Growing up, my idols were smart girls who grew up in non-traditional families. My biggest idol was Punky Brewster. Others were Anne of Green Gables, Mary Lennox from The Secret Garden and Veda Sultenfuss from My Girl. All of my idols were white, but it wasn’t anything planned. Those were just the books I read and what I saw on TV. I felt connected to these girls because they didn’t grow up with both a mother and father. They had to navigate their way through life and assert their identity against the odds.

  • Have you ever wished that you were monoracial?

No, never. I love being mixed race and wouldn’t trade it for anything. It has its complications, but if I were monoracial I would lose one side of my heritage, and I can’t even imagine what that would be like. Being biracial, I feel lucky to have access to two very different cultures, and it helps me see the world in a unique way.

  • How do you feel about the common assertion that we are all mixed race?

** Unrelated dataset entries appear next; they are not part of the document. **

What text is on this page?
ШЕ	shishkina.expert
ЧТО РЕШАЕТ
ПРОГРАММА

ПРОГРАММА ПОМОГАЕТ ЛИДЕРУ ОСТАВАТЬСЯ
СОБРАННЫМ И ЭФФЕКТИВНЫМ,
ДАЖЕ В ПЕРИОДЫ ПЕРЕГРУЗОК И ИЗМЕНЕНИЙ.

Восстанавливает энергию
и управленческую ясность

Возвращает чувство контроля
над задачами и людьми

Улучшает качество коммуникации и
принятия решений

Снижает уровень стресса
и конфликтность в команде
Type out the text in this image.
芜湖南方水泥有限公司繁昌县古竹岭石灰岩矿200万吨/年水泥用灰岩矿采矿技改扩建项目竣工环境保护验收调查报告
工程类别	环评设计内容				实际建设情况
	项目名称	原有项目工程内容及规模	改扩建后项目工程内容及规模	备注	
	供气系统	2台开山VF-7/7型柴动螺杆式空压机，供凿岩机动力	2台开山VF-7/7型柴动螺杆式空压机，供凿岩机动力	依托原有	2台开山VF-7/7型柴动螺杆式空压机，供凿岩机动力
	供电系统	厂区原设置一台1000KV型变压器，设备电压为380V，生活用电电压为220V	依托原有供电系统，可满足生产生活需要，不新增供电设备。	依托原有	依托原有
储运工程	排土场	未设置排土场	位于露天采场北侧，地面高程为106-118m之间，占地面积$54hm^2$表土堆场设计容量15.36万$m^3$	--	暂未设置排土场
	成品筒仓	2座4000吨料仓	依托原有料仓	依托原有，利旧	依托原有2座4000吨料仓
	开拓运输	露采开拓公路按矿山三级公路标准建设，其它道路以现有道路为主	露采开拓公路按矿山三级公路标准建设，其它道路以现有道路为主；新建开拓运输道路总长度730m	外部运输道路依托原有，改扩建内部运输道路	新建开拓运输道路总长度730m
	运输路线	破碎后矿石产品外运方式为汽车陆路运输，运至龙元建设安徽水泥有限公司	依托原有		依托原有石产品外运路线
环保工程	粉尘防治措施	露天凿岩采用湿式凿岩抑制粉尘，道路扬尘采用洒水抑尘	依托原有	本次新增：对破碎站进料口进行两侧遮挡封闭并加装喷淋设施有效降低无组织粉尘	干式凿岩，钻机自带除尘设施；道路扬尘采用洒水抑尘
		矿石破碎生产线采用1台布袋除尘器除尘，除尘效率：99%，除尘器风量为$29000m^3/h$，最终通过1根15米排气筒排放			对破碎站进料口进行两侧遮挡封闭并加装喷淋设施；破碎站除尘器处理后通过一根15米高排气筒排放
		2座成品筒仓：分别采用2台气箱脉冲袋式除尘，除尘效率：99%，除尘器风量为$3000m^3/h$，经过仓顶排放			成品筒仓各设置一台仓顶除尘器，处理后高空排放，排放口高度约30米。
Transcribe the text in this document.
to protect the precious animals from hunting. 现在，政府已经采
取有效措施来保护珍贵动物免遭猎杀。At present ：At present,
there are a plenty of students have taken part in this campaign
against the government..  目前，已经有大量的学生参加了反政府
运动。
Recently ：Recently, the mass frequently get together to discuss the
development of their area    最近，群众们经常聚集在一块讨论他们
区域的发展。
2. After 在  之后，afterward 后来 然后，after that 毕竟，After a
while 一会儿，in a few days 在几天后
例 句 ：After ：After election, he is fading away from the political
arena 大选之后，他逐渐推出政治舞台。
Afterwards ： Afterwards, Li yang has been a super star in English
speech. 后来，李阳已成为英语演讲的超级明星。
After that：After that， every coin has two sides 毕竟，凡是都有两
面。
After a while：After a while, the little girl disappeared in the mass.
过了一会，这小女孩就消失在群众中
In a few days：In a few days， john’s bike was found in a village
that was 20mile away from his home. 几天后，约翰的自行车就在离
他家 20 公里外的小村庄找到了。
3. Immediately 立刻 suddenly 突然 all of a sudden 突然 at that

Almost no mixed race person would say that, and I find that most people use it as a way to silence differences. I feel like such an assertion does more harm than good. Yes, race is socially constructed and most of us are different mixes of various ethnicities over centuries, but the experiences that mixed race people have is quite different from, say, an American who has Dutch, German and English ancestry many generations back. And, of course, our experiences are different not because of any inherent difference, but because of the way society views race, and us within it.

  • What would you like the future to look like for people of mixed race heritage?

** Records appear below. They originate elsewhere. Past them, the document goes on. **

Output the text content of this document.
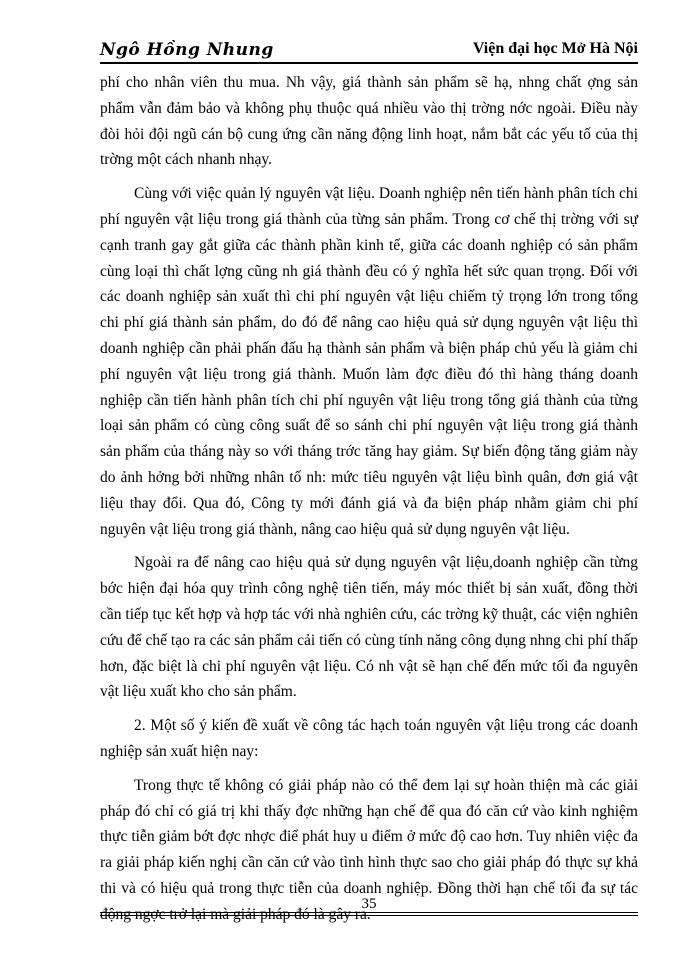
Ngô Hồng Nhung	Viện đại học Mở Hà Nội

phí cho nhân viên thu mua. Nh vậy, giá thành sản phẩm sẽ hạ, nhng chất ợng sản phẩm vẫn đảm bảo và không phụ thuộc quá nhiều vào thị trờng nớc ngoài. Điều này đòi hỏi đội ngũ cán bộ cung ứng cần năng động linh hoạt, nắm bắt các yếu tố của thị trờng một cách nhanh nhạy.

Cùng với việc quản lý nguyên vật liệu. Doanh nghiệp nên tiến hành phân tích chi phí nguyên vật liệu trong giá thành của từng sản phẩm. Trong cơ chế thị trờng với sự cạnh tranh gay gắt giữa các thành phần kinh tế, giữa các doanh nghiệp có sản phẩm cùng loại thì chất lợng cũng nh giá thành đều có ý nghĩa hết sức quan trọng. Đối với các doanh nghiệp sản xuất thì chi phí nguyên vật liệu chiếm tỷ trọng lớn trong tổng chi phí giá thành sản phẩm, do đó để nâng cao hiệu quả sử dụng nguyên vật liệu thì doanh nghiệp cần phải phấn đấu hạ thành sản phẩm và biện pháp chủ yếu là giảm chi phí nguyên vật liệu trong giá thành. Muốn làm đợc điều đó thì hàng tháng doanh nghiệp cần tiến hành phân tích chi phí nguyên vật liệu trong tổng giá thành của từng loại sản phẩm có cùng công suất để so sánh chi phí nguyên vật liệu trong giá thành sản phẩm của tháng này so với tháng trớc tăng hay giảm. Sự biến động tăng giảm này do ảnh hởng bởi những nhân tố nh: mức tiêu nguyên vật liệu bình quân, đơn giá vật liệu thay đổi. Qua đó, Công ty mới đánh giá và đa biện pháp nhằm giảm chi phí nguyên vật liệu trong giá thành, nâng cao hiệu quả sử dụng nguyên vật liệu.

Ngoài ra để nâng cao hiệu quả sử dụng nguyên vật liệu,doanh nghiệp cần từng bớc hiện đại hóa quy trình công nghệ tiên tiến, máy móc thiết bị sản xuất, đồng thời cần tiếp tục kết hợp và hợp tác với nhà nghiên cứu, các trờng kỹ thuật, các viện nghiên cứu để chế tạo ra các sản phẩm cải tiến có cùng tính năng công dụng nhng chi phí thấp hơn, đặc biệt là chi phí nguyên vật liệu. Có nh vật sẽ hạn chế đến mức tối đa nguyên vật liệu xuất kho cho sản phẩm.

2. Một số ý kiến đề xuất về công tác hạch toán nguyên vật liệu trong các doanh nghiệp sản xuất hiện nay:

Trong thực tế không có giải pháp nào có thể đem lại sự hoàn thiện mà các giải pháp đó chỉ có giá trị khi thấy đợc những hạn chế để qua đó căn cứ vào kinh nghiệm thực tiễn giảm bớt đợc nhợc điể phát huy u điểm ở mức độ cao hơn. Tuy nhiên việc đa ra giải pháp kiến nghị cần căn cứ vào tình hình thực sao cho giải pháp đó thực sự khả thi và có hiệu quả trong thực tiễn của doanh nghiệp. Đồng thời hạn chế tối đa sự tác động ngợc trở lại mà giải pháp đó là gây ra.

35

This is a good question, and one I haven’t really considered quite in those terms. Mixed race people are often told how they should identify, and I’d like to see that change. We often have to assert our identities very strongly, only because monoracial people of any race disagree amongst themselves how we should identify, so whatever we choose is bound to make someone upset. Rather than projecting identity onto mixed race people, I’d like to see people lower their own “boxing gloves” and not feel threatened by a fluid, complicated identity. Once society can get past trying to label us, we can be free to tackle bigger and more important issues in the world without people always reverting back to how we identify.